Adolf (Aron) Kolisch, 21. Tischre 639 (Schmini Atzeret) (= Freitag, 18. Oktober 1878) Der Grabstein befindet sich am jüdischen Friedhof Korycany (Tschechien). Die hebräische Grabinschrift Inschrift Adolf Kolisch: Zeilengerechte Transkription…

Adolf (Aron) Kolisch, 21. Tischre 639 (Schmini Atzeret) (= Freitag, 18. Oktober 1878)

Der Grabstein befindet sich am jüdischen Friedhof Korycany (Tschechien).

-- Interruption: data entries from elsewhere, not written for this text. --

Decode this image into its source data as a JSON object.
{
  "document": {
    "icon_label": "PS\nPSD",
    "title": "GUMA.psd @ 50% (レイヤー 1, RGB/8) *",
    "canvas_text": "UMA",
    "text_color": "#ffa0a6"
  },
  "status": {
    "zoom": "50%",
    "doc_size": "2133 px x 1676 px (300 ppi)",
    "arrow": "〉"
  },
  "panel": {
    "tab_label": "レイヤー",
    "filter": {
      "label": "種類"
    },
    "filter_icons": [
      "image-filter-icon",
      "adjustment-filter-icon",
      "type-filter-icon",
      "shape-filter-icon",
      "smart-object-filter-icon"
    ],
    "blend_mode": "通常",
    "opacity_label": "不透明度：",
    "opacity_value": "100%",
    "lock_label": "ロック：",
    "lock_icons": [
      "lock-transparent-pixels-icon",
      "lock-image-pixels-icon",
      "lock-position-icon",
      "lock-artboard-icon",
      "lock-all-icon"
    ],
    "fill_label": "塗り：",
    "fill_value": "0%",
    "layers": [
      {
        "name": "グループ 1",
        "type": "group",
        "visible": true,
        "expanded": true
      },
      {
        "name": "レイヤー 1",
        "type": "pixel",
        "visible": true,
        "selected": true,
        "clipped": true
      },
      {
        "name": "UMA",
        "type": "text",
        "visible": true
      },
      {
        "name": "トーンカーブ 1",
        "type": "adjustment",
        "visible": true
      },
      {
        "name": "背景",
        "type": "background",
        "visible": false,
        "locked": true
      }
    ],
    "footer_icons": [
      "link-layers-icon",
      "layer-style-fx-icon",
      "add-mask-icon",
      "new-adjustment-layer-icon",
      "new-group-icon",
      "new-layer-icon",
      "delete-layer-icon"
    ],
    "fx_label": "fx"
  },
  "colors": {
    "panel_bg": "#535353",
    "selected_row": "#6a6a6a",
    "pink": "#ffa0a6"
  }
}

Die hebräische Grabinschrift

Inschrift Adolf Kolisch: Zeilengerechte Transkription und Übersetzung
[1] Hier ist geborgen פה נטמן
[2] d(er ehrbare) H(err) Aaron, Sohn d(es ehrbaren) H(errn) Mose Jehuda כה אהרן בן כה משה יהודה
[3] Kolisch, d(as Andenken des Gerechten) m(öge bewahrt werden). קאליש ז”ל
[4] Er verstarb in gutem Ruf zu Schmini Atzeret (= 21. Tischre) נפטר בשם טוב ביום שמיני עצרת
[5] 639 n(ach der) k(leinen) Z(eitrechnung). תרלט לפ”ק
[6] Aron ging Mose entgegen und seine gute Tat אהרן הלך לקראת משה ומצותו
[7] legte er vor G(ott) hin im heiligen Gewand, sie war wie seine Gerechtigkeit. קרב לפני ה בבגד קדש היא תמותו
[8] Sein Herz hob hoch die Namen der Israeliten mit seiner Liebe לבו נשא שמות בני ישראל באהבה
[9] Er gab Brot den Armen und spendete ihnen seine Hilfe. יתן פתה לעניים ונתן להם עזרתו
[10] Zu Schmini Atzeret nahm ihn Gott zu sich. Er wird leben. שמיני עצרת לקחו אל ובחיים היתו
[11] S(eine) S(eele) m(öge eingebunden sein) i(m Bund) d(es Lebens). ת”נ”צ”ב”ה”



Anmerkungen

Zeile 7: S. Exodus 31,10: ואת בגדי הקדש “die heiligen Gewänder” oder “Priestergewänder”, was darauf hindeuten könnte, dass Adolf Kolisch Kohen war.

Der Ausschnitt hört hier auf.